【ボッシュ】電動化を加速する“核心デバイス” 第3世代SiCチップの実力

ボッシュは2026年4月22日、電気自動車の効率を高め、航続距離延長のカギとなる最新世代のSiC(炭化ケイ素)半導体を発表した。第3世代となるSiC半導体の導入を開始し、世界の自動車メーカーにサンプル供給を進めている。これにより、今後より多くの電気自動車にボッシュの最先端第3世代SiCチップが搭載されることが見込まれる。

SiC半導体が生成された円盤状のウエハ

ロバート・ボッシュGmbHのマルクス・ハイン取締役会メンバー兼ボッシュ モビリティ事業セクター統括部門長は、「SiC半導体はeモビリティの普及を牽引する重要な技術です。エネルギーの流れを制御し、効率性を最大限まで高めます。ボッシュは次世代SiC半導体の提供により、同分野における技術的リーダーシップを着実に拡大し、お客様がより高効率でパワフルな電気自動車を市場投入できるよう支援します」と述べている。また、「世界をリードするSiC半導体メーカーを目指す」としている。

ボッシュは、将来性が高く急成長が見込まれる市場において確固たるポジションを築いている。市場調査会社によると、SiCパワー半導体のグローバル市場は、主にeモビリティの普及により、2023年の23億米ドルから2029年には約92億米ドルへ成長すると予測されている。

同社は2021年に第1世代SiC半導体の生産を開始して以来、すでに世界で6000万個以上を出荷している実績を持つ。

SiCパワー半導体は、従来のシリコン半導体よりも高速かつ効率的なスイッチングが可能で、エネルギー損失の低減と出力密度を高める役割を果たしている。また、ボッシュの次世代半導体は、技術面だけでなく経済面でもメリットをもたらすことができる。

マルクス・ハインは、「ボッシュの次世代チップは従来比で約20%高性能であり、サイズも大幅に小型化されている。この小型化がコスト効率向上の鍵となり、1枚のウエハから製造できるチップ数を大幅に増やすことが可能になる」と述べている。

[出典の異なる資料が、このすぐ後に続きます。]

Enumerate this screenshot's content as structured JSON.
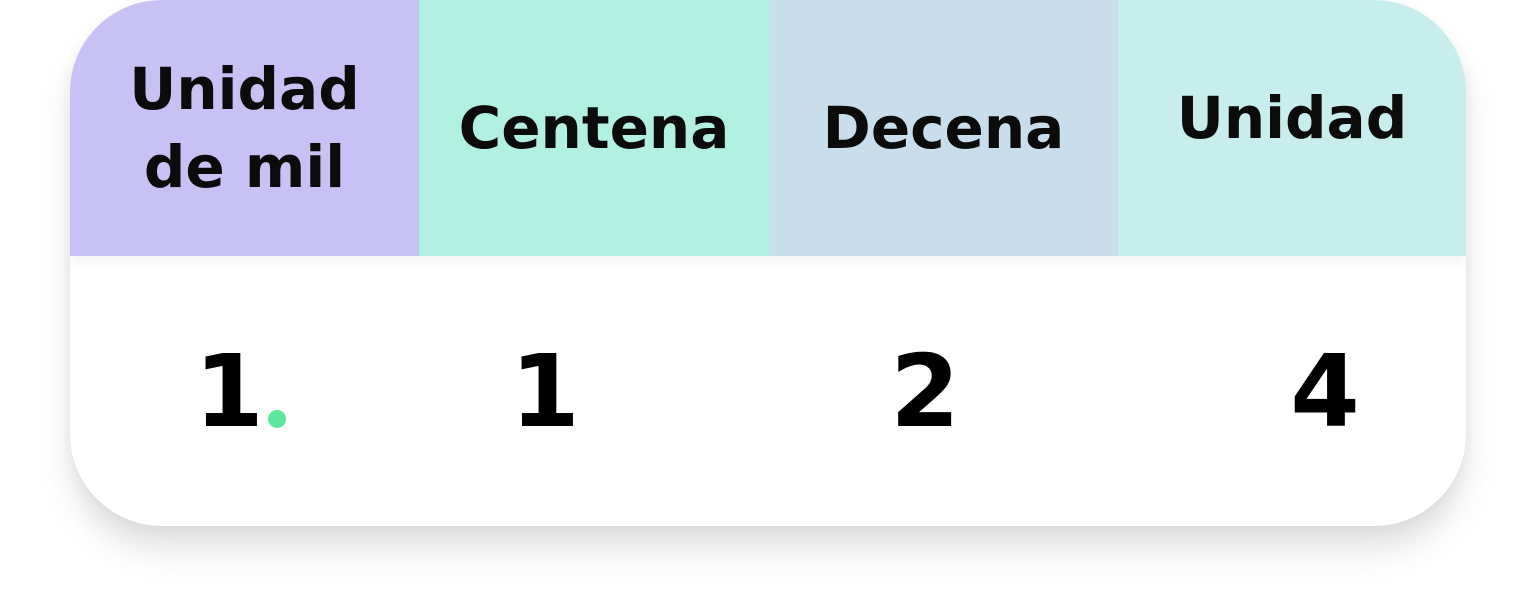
{
  "columns": [
    {
      "label_line1": "Unidad",
      "label_line2": "de mil",
      "color": "#c8c1f3",
      "value": "1"
    },
    {
      "label_line1": "Centena",
      "label_line2": "",
      "color": "#b2f1e1",
      "value": "1"
    },
    {
      "label_line1": "Decena",
      "label_line2": "",
      "color": "#c8deec",
      "value": "2"
    },
    {
      "label_line1": "Unidad",
      "label_line2": "",
      "color": "#c7eeed",
      "value": "4"
    }
  ],
  "separator": {
    "color": "#5ee79a"
  }
}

近年、ボッシュはSiC半導体の開発を積極的に進めるとともに、製造能力およびクリーンルーム設備を拡充してきた。これまでに「IPCEIマイクロエレクトロニクスおよび通信技術」プログラムの一環として、半導体事業に約30億ユーロを投資している。

ボッシュは独自の製造ノウハウを活用し、チップのさらなる小型化と高性能化を目指している。その中核となるのが、1994年に確立され「ボッシュプロセス」として知られるエッチング技術だ。もともとセンサー向けに開発されたこのプロセスにより、SiC基板に高精度な垂直構造を形成することを可能にしているのだ。この構造設計が出力密度を大幅に高め、第3世代の高性能を実現する要因となっている。

ドイツ・ロイトリンゲンのウエハ製造工場では、最新の200mmウエハを用いた第3世代SiCチップの開発と製造が行なわれている。さらにボッシュは、米国カリフォルニア州ローズビルにSiC半導体製造向けの第2工場を取得し、生産体制の強化を進めている。

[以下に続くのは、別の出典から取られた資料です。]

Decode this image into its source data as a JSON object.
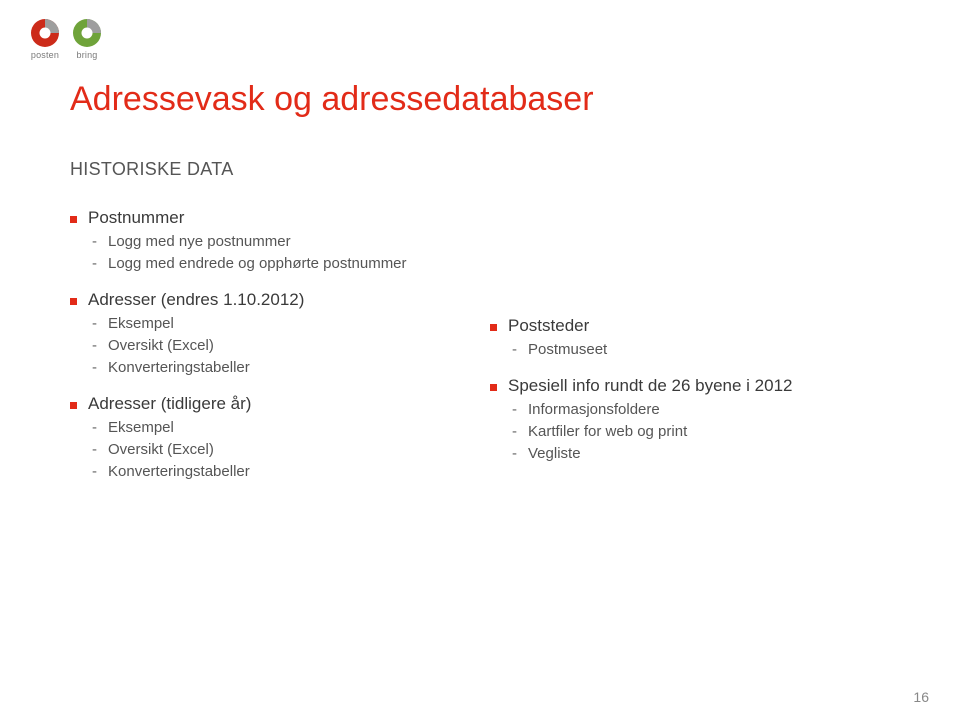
{
  "logos": {
    "posten_label": "posten",
    "bring_label": "bring"
  },
  "title": "Adressevask og adressedatabaser",
  "subtitle": "HISTORISKE DATA",
  "left": {
    "items": [
      {
        "label": "Postnummer",
        "sub": [
          "Logg med nye postnummer",
          "Logg med endrede og opphørte postnummer"
        ]
      },
      {
        "label": "Adresser (endres 1.10.2012)",
        "sub": [
          "Eksempel",
          "Oversikt (Excel)",
          "Konverteringstabeller"
        ]
      },
      {
        "label": "Adresser (tidligere år)",
        "sub": [
          "Eksempel",
          "Oversikt (Excel)",
          "Konverteringstabeller"
        ]
      }
    ]
  },
  "right": {
    "items": [
      {
        "label": "Poststeder",
        "sub": [
          "Postmuseet"
        ]
      },
      {
        "label": "Spesiell info rundt de 26 byene i 2012",
        "sub": [
          "Informasjonsfoldere",
          "Kartfiler for web og print",
          "Vegliste"
        ]
      }
    ]
  },
  "page_number": "16"
}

同社は米国工場に約19億ユーロを追加投資し、2026年内にもSiC半導体の製造・出荷を開始する予定で、まずは顧客向けサンプルとして供給される見込みだ。今後はドイツと米国の2拠点から供給を行ない、自動車業界の電動化に対応した安定的なサプライチェーン構築を目指す。また中期的には、SiCパワー半導体の生産能力を数億個規模へ拡大する計画としている。